PORTLAND, Maine — Hundreds of people gathered on the steps of City Hall Friday afternoon to denounce Donald Trump’s characterization of Maine’s large Somali population as dangerous and a burden on the country’s economy.
“Somalis have been a part of Maine since the early 90s. We are a part of this community, and we are citizens of this country,” said Deqa Dhalac, a member of the executive committee of the Somali Community Center of Maine. “We have professionals, laborers, students, business owners, veterans, and members of law enforcement. We care about our communities, and we are here to stay.”
The crowd of roughly 200 people included Portland’s mayor, Ethan Strimling, and city council members. Representatives of Maine’s Somali and Muslim community came from around the state, but much of the crowd was white.
They chanted “More love, no hate,” and held signs reading, “I love my neighbors” and “No place for racism” superimposed over an image of Maine. Many waved pocket Constitutions — by now a familiar rebuke to Trump, after Khizr Khan, the father of a Muslim-American soldier killed in Iraq, accused him in a Democratic convention speech of having never read the document.
The rally took place less than 24 hours after Trump hosted a rally just steps away, in the city’s Merrill Auditorium, where he said the state’s Somali refugees come from some of the world’s “most dangerous places” and have made Maine a “major destination.” He also blamed the 2013 Boston Marathon bombing on lax immigration policies.
Abdifatah Ahmed, president of the New Mainers Alliance for immigrants, did not dispute that Somalis are fleeing some of the most dangerous places on Earth.
“People are coming for safety and opportunity — the same reason that a lot of Europeans came to this land,” he said.
“Coming from a troubled place does not mean that we are criminals,” he said, to loud cheers. “So we will stay here, and, you know, in November we will vote.”
Strimling also addressed the crowd, a Constitution tucked in his shirt pocket.

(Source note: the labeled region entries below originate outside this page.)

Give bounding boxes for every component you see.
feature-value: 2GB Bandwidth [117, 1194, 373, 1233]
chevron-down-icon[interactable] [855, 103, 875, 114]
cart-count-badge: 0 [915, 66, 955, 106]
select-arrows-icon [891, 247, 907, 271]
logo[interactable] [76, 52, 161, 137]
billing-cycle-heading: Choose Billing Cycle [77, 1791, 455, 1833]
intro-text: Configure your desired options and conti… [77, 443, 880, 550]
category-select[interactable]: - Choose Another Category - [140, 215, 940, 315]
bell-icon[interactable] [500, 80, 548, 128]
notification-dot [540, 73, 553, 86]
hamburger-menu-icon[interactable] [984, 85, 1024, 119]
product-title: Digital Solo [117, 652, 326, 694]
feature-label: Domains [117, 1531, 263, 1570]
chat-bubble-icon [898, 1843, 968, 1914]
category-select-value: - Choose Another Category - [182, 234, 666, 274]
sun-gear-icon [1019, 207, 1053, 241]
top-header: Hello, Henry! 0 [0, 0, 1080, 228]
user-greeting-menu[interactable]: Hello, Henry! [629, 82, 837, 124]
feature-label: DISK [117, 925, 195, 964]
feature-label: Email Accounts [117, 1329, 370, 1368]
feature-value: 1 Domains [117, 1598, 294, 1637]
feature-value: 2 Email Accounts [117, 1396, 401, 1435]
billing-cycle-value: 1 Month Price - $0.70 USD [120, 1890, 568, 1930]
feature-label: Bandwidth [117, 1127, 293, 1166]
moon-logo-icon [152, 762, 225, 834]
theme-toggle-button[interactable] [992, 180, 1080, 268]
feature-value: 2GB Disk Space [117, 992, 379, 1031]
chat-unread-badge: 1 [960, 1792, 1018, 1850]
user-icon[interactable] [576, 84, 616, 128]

He, like Khan, speculated that Trump has never read the First Amendment, which guarantees freedom of religion.
He addressed the Somali community in Arabic, wishing them “peace be upon you” — a standard greeting in the Muslim world — and assured them they are welcome in his city.
“We need you here,” he said.
Attendees and organizers of the rally said they were delighted by the turnout and said it demonstrates the values of Portland.
Still, Maza Mohamed, 42, who is Ethiopian and Muslim, said she is worried Trump’s comments will provoke backlash among the community, even in a city as liberal as Portland.
“Some people like him. They’re calling us terrorists, but I’m not,” she said. “I’m like you. I just cover my hair. That’s the only difference.”
Ahmed, who lives in Lewiston, said he has seen some Facebook comments after Trump’s speech from people who agree with the Republican candidate. Portland is a liberal enclave, he said, but his hometown has more conservatives.
Even in Portland, said Ann Murray, 54, a teacher at the local high school, her Somali students have experienced harassment. She, too, worries such treatment may increase after Trump’s rhetoric.
“I think he gives license to people who have those thoughts to feel it’s okay to act on those beliefs,” she said.
Marge Sampson, 67, a retired teacher, said she is optimistic Maine will vote for Hillary Clinton come November. “But I’m not taking any chances,” she said, explaining her presence at the rally.
Mahmued Hassan, president of the Somali Community Center, said he’s not concerned about fallout from Trump’s comments.
“This is a great community, very educated,” he said. “Yes, there are instances of verbal discrimination here and there, but other that, I’ve never felt threatened in Maine.”